Un être en sortit. Appartenant probablement à une monarchie inconnue de mon monde (oui, je n'étais plus dans le mien, c'était certain), sur son visage d'albâtre s'affichait la marque des guerres et des cruautés sans nom. Touchant enfin le fond vaseux des bords de la rivière, je me cramponnai à ses herbes chevelues, suffoquant. Ma jambe me faisait très mal, à présent, et j'étais gelée. Si j'avais pu entrer en hibernation sur l'instant, je l'aurais fait. Mes poumons se figeaient, je manquais d'air, j'allais m'évanouir. Cette cascade de mésaventures eut raison de mon courage habituel. J'éclatai en sanglots.

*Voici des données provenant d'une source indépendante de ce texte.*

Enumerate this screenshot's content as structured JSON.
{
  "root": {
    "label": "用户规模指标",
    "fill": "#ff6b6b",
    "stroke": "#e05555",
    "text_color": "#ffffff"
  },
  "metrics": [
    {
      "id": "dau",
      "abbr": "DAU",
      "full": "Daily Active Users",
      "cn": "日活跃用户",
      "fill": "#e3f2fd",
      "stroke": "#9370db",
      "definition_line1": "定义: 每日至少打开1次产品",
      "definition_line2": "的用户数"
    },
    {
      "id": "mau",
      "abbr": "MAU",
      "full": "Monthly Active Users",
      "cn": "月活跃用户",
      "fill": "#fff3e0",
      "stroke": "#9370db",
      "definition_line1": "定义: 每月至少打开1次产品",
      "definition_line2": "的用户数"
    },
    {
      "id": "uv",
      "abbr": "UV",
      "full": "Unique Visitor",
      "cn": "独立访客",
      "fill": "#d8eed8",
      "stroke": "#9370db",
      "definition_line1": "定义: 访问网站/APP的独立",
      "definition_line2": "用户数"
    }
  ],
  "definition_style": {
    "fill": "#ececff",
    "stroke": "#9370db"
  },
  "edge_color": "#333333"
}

L'homme (je n'étais toutefois pas certaine de son appartenance à la race humaine) jeta un ordre en une langue que je ne compris pas. Aussitôt, deux porteurs à la peau crayeuse et aux yeux abyssaux (ils me fichaient les jetons), vinrent me porter sur un sol plus ferme, me tenant sous les aisselles. Nauséeuse, je les laissai faire. Sans plus de cérémonie, ils me lâchèrent aux pieds de leur maître. Ce dernier se pencha :

« Le département des affaires mortelles a fait une erreur... tu n'aurais pas dû te trouver là. Et je déteste avoir à discuter avec eux. »

Relevant la tête, je le vis esquisser une moue de dégoût. Il dégageait une curieuse odeur de cigare froid qui ne calma pas mon mal être. Ses yeux d'un bleu océanique étaient splendidement brûlants, ce qui peut paraître assezcontradictoire, et je pensai in petto au dragon bleu du temple « abandonné ». Sa main se porta à mon front, puis ma joue, presque tendrement.

« Tu n'as pas fini d'écrire le tome de ton histoire, jeune humaine... As-tu mal ? »

Je ne savais qu'en penser. Je hochai la tête, oui, j'avais mal. La main se porta à ma gorge, j'eus un frisson de terreur difficilement réprimé.

« Rends-moi la pêche et le cendrier. » La voix, plus glaciale qu'un iceberg, souleva chez moi une onde de rage et d'injustice.

« C'est à cause de ça que je suis là ? Il n'y avait pas de nom sur ce fruit et laporte du jardin était ouverte ! Le cendrier était par terre ! »

Rendu momentanément silencieux par ma virulente répartie, l'être eut une fugitive crispation puis éclata d'un rire gargantuesque. Je ne sus plus que faire. Le rire déclencha chez moi des vagues de panique qu'il ressentit. Son sourire se fit démoniaque lorsqu'il pointa la barque du doigt :

« Ce n'est certes pas le transatlantique, mais je te promets qu'il arrive toujours à destination, si je t'y remets. Alors, rends-moi la pêche et le cendrier et nous sommes quittes.

- Je croyais que c'était une erreur du département des affaires mortelles, lâchai-je, pour montrer d'une que j'avais suivi, de deux que je n'étais pas du genre à me laisser intimider si facilement. Je ne suis pas censée être là. Il s'agit de votre erreur. »

Ok, j'étais peut-être allée un peu loin en suppositions. Lorsque sa main étouffa ma trachée, j'eus le comique (quoique malheureux) sentiment d'être un escargot sur le gril. Je m'attendais à mourir là, revivant en boucle l'oppressante scène de la rivière et de la barque, à l'infini. En phare inquisiteur, la lune tombait ses faisceaux d'argent sur notre lutte.